Загремели пушки: бронепоезда красных, распугивая стаи голубей и воробьев, бьют по еще не проснувшемуся Орехову, по мокрым от росы крышам, над которыми бродит румяный пар. Мы стоим в полном молчании, я огня приказал не открывать.
Серые, выблескивающие цепи курсантов подкатили тысячи на три шагов и заметно замедляют движение. Они идут теперь, точно прислушиваются, почему дрозды молчат как могила. Их затревожило молчание, они приостанавливаются. От цепей покатились вперед дозоры в два-три человека, цепи очень медленно двигаются за ними, точно ощупывая, куда идут.
Наше гробовое молчание поколебало их великолепный первый порыв. Медленно, неуверенно, как бы отяжелев, они плывут к нам. Две тысячи шагов. В бинокль хорошо видны люди, блистающие штыки.
– Огонь!
Наши пушки и все сто пулеметов ударили в лоб. Огненная жалящая смерть. Огонь разбрасывает их, терзает, но курсанты катятся вперед, как лавина. Их раздирает фронтовым огнем.
До нас шестьсот шагов. Третий батальон полковника Мельникова пошел в контратаку. С необыкновенной быстротой кинулся вперед третий. Его контратака отбросила курсантов, уже растерзанных огнем. Они качнулись, покатились назад.
Батальон, с пленными, так же быстро, молча вернулся; молния ударила и отлетела. Командир батальона в атаке ранен в голову. Учащеннее наш пулеметный и пушечный огонь, и кажется, что слышно в нем ликование нечеловеческих сил, терзающей смерти.
Бронепоезда красных, заметив отступление курсантов, в отместку открыли ураганный огонь. Они бьют вслепую, куда ни попадя, разбивают снарядами город. Около меня осколком смертельно ранило вахмистра Носова. Ему был поручен наш полковой значок. Он был простой солдат Империи: сильный, спокойно-красивый русский богатырь, настоящий белый солдат. Между его загорелыми, крупными пальцами в серебряных кольцах затекала полосками кровь. Он желал перекреститься, очень страдал от раны и уже кончался.
– За правду, – бормотал он, – за правду.
Тонко дрожал в предсмертной улыбке его рот. Навсегда открылись в синее небо серые солдатские глаза. Я завел ему веки.
Вернувшиеся конные разъезды донесли, что большевики отступают на Камышеваху; мы отбили курсантов и могли теперь смениться с позиции.

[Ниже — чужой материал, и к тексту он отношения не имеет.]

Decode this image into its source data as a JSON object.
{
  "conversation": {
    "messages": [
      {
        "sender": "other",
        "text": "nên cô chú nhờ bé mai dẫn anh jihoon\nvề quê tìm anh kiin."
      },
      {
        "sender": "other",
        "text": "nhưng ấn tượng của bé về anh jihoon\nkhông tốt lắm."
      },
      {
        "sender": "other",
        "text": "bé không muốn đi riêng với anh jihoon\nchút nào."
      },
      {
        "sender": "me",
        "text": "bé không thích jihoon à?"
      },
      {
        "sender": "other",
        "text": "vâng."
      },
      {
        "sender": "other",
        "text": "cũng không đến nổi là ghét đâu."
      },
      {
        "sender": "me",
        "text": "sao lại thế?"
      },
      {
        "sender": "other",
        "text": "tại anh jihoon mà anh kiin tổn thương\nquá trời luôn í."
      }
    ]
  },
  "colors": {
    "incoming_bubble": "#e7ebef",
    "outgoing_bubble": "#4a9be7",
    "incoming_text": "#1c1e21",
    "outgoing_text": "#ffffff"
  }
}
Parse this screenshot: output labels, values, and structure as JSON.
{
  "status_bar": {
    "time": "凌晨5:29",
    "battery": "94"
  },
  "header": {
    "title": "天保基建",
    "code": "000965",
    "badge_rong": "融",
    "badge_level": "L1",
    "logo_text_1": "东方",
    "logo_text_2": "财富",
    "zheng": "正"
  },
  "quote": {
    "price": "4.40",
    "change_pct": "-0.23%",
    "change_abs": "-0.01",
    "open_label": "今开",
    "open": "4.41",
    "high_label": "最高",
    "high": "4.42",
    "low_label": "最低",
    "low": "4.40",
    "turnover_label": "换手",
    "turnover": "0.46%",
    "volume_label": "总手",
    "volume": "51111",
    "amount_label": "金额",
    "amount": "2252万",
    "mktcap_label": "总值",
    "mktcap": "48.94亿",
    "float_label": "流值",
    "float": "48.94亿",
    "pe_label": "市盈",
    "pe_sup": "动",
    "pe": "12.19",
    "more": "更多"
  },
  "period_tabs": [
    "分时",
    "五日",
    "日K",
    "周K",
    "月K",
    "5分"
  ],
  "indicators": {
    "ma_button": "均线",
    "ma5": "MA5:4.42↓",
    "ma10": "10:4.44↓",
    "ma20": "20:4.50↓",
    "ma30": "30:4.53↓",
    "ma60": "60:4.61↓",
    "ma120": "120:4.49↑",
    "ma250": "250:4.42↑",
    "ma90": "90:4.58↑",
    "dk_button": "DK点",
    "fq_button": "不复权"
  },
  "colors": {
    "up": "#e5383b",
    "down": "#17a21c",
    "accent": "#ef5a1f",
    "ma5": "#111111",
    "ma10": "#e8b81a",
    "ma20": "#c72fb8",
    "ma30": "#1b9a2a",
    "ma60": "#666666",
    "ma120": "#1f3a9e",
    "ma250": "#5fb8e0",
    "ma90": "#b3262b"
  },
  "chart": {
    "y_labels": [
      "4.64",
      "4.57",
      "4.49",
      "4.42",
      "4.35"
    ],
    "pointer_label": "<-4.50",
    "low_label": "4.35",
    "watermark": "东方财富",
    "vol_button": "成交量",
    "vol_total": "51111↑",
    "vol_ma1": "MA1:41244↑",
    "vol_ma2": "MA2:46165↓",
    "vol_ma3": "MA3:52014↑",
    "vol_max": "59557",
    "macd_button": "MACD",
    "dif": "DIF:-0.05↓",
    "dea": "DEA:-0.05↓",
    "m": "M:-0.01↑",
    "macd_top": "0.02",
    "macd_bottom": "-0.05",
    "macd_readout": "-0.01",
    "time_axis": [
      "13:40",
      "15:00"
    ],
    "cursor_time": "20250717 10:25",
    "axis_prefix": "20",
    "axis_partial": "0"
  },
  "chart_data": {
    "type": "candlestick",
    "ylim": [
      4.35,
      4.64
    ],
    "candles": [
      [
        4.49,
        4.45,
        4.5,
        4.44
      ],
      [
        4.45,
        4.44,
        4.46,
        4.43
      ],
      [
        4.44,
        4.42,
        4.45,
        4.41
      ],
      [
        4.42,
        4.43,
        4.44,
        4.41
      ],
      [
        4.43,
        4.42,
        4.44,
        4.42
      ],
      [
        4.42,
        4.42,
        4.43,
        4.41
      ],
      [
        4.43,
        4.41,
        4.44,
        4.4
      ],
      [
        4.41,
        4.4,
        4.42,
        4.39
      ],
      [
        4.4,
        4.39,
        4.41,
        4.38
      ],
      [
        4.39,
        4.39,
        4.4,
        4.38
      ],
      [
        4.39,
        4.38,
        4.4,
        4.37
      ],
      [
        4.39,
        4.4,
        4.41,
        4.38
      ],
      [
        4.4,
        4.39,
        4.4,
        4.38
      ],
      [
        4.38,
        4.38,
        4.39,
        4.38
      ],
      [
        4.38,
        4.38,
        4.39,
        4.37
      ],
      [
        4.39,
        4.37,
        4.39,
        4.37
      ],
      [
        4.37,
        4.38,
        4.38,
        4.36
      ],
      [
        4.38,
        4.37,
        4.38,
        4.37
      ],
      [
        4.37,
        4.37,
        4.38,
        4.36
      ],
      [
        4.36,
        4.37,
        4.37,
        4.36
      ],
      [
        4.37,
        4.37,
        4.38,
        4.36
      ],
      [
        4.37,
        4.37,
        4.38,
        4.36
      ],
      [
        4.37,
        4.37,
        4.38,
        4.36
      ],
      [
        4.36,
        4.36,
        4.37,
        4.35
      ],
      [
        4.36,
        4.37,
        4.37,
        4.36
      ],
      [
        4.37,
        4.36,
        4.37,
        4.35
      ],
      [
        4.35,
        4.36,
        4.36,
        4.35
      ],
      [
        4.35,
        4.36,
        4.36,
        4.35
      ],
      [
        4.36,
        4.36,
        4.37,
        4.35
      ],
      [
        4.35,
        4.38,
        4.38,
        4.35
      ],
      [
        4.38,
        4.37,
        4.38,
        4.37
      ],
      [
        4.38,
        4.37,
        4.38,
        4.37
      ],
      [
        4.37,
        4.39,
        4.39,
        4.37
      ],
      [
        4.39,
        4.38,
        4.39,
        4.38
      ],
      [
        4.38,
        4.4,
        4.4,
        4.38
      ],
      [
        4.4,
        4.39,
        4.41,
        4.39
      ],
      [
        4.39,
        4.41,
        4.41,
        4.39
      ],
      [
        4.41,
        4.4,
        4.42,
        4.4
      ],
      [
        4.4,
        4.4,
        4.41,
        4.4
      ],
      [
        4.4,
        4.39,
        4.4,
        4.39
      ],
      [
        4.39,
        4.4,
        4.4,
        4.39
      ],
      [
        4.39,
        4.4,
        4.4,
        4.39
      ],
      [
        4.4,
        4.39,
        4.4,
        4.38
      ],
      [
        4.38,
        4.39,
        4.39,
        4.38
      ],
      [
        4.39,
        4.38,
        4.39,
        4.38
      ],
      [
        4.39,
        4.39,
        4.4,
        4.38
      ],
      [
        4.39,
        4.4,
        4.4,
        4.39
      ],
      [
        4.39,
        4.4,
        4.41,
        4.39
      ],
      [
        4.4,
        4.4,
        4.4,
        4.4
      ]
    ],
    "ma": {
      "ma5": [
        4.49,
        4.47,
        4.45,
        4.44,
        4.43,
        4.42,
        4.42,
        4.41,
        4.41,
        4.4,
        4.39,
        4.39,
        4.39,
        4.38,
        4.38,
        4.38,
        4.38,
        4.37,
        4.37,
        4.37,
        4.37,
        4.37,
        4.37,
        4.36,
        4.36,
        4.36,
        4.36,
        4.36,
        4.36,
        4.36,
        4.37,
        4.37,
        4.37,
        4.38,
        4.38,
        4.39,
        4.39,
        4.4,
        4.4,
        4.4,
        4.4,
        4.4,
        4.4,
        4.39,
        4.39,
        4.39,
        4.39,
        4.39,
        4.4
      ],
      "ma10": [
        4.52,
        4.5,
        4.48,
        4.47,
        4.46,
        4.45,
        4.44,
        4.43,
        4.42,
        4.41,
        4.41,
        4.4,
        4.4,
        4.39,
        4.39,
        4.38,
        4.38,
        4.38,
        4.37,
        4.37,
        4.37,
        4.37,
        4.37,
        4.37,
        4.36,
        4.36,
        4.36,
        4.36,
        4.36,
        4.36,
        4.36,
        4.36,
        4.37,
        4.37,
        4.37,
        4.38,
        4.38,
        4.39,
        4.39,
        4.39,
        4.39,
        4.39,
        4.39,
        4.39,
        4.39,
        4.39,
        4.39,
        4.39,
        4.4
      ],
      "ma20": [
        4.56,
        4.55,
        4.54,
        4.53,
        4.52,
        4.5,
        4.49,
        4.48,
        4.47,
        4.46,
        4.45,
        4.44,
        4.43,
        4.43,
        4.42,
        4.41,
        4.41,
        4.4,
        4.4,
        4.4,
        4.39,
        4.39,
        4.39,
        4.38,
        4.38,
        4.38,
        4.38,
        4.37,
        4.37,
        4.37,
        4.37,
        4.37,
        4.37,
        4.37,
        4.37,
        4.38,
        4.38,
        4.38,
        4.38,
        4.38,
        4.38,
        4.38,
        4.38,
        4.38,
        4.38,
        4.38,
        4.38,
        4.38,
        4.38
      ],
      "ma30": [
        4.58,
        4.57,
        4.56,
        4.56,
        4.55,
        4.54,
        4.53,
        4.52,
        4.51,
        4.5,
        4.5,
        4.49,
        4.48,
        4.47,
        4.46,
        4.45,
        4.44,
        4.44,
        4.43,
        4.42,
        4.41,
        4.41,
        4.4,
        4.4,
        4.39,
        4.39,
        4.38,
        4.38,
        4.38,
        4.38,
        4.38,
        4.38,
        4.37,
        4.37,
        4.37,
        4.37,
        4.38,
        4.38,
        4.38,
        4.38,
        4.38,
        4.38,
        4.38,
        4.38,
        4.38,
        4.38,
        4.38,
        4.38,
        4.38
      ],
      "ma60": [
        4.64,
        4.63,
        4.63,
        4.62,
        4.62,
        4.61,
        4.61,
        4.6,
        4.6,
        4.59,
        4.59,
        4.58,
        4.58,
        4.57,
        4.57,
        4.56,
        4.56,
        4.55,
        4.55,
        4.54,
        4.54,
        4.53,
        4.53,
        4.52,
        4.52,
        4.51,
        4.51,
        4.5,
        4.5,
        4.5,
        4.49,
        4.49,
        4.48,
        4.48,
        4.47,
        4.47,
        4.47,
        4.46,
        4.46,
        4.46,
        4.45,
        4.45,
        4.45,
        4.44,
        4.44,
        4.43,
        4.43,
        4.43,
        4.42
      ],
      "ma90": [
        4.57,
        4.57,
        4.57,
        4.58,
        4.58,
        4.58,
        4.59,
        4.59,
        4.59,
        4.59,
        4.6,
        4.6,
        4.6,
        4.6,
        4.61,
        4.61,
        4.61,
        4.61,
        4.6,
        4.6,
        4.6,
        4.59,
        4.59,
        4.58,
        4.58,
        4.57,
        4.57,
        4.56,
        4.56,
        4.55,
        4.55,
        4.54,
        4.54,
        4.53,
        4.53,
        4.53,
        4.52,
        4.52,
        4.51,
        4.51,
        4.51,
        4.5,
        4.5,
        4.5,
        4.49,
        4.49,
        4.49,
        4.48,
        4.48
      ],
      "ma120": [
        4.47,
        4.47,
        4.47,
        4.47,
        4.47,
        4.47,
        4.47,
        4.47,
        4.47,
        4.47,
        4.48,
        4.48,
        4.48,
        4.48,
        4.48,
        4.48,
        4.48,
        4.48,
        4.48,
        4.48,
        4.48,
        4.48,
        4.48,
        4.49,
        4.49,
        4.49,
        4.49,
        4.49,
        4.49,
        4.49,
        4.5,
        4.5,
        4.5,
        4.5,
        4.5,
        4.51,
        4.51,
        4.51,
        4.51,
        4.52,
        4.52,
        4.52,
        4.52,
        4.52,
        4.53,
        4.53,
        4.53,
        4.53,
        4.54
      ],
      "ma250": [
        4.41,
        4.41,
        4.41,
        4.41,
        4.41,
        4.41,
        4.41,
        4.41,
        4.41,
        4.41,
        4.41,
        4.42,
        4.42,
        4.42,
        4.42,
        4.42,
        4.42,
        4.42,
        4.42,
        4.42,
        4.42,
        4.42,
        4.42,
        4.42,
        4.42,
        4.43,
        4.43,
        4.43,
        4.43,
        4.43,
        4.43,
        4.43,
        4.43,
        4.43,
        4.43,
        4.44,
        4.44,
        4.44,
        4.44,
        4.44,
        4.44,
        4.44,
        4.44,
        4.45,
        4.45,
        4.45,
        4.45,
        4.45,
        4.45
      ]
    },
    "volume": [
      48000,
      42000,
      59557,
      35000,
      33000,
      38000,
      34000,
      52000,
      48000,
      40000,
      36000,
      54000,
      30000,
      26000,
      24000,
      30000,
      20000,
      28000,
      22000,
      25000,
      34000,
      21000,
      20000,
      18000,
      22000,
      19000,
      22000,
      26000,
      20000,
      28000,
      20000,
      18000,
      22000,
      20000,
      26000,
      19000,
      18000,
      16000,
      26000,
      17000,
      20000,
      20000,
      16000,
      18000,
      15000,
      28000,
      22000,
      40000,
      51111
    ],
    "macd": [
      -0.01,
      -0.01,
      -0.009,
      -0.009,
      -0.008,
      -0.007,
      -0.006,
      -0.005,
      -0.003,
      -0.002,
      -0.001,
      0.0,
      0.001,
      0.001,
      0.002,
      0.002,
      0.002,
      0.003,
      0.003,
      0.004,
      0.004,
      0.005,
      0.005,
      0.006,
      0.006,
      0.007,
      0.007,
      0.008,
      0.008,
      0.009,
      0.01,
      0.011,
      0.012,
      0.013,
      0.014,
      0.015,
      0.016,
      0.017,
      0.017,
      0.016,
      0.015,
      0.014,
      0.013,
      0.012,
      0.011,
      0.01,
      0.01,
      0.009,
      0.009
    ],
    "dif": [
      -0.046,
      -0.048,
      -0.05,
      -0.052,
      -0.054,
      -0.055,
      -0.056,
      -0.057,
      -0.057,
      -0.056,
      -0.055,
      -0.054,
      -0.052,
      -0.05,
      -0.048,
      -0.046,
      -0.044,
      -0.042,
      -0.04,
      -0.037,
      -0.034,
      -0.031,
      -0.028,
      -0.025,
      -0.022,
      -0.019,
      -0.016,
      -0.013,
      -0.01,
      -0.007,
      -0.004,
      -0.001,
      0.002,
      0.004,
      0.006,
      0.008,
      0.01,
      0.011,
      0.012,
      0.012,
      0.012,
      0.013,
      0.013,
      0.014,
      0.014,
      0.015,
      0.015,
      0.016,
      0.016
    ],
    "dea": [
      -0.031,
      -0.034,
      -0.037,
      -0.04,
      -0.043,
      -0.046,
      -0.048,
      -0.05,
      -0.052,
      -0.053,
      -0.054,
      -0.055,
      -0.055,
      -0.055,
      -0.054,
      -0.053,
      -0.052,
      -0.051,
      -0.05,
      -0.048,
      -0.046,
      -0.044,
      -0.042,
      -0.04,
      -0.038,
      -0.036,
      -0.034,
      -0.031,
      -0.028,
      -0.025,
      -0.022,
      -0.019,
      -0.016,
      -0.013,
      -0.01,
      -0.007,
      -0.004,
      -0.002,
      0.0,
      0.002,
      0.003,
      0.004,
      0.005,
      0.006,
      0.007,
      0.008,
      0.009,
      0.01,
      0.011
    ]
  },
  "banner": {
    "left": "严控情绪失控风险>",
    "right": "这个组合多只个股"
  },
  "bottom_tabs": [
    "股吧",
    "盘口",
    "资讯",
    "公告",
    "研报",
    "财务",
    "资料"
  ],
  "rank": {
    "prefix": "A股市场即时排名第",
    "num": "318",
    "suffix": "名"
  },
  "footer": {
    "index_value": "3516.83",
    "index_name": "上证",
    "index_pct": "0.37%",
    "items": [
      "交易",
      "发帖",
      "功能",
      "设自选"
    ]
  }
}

После какого-то заземного существования в бою, когда человек со всех сторон охвачен смертью так, точно в нем одном таится вся жизнь, какая есть во вселенной, странно снова входить в жизнь, чувствовать, что она не только в тебе, но и вокруг тебя, что тебя со всех сторон обтекает мирное дыхание бытия. Странно в первые мгновения менять пропотевшую боевую рубаху, мыться у рукомойника, закуривать, наливать чай, причесываться или садиться обедать.
Мы отобедали. Уже наступил мирный провинциальный вечер. Я забрался в ванну, начал с удовольствием полоскаться. И вдруг, как пробуждение, раскаты залпов, строчат пулеметы. На площадь, к дому, занятому моим штабом, сбегается дежурная часть. Спешно натянув свою сбрую на мокрое тело, я вышел к полку. Нет, мирное дыхание бытия, мирная жизнь вокруг, вечерняя тишина – все обман.
Красные курсанты идут по городу. Они очнулись от утреннего огня. Их второй вал будет яростнее первого. Курсанты идут в атаку с пением. Они переиначили нашу белогвардейскую «Смело мы в бой пойдем за Русь святую»:
Смело мы в бой пойдем
За власть трудовую
И всех дроздов побьем,
Сволочь такую…
Полк сосредоточился у вокзала. Там была обширная базарная площадь, огороженная забором. По краю тянулось здание земской больницы. Проходы в заборе были замотаны колючей проволокой. Первый полк стал на базарной площади. Ко мне подошел командир роты, занимавшей сторожевое охранение, и сказал вполголоса:
– Ваше превосходительство, первого взвода, бывшего в заставе, целиком нет.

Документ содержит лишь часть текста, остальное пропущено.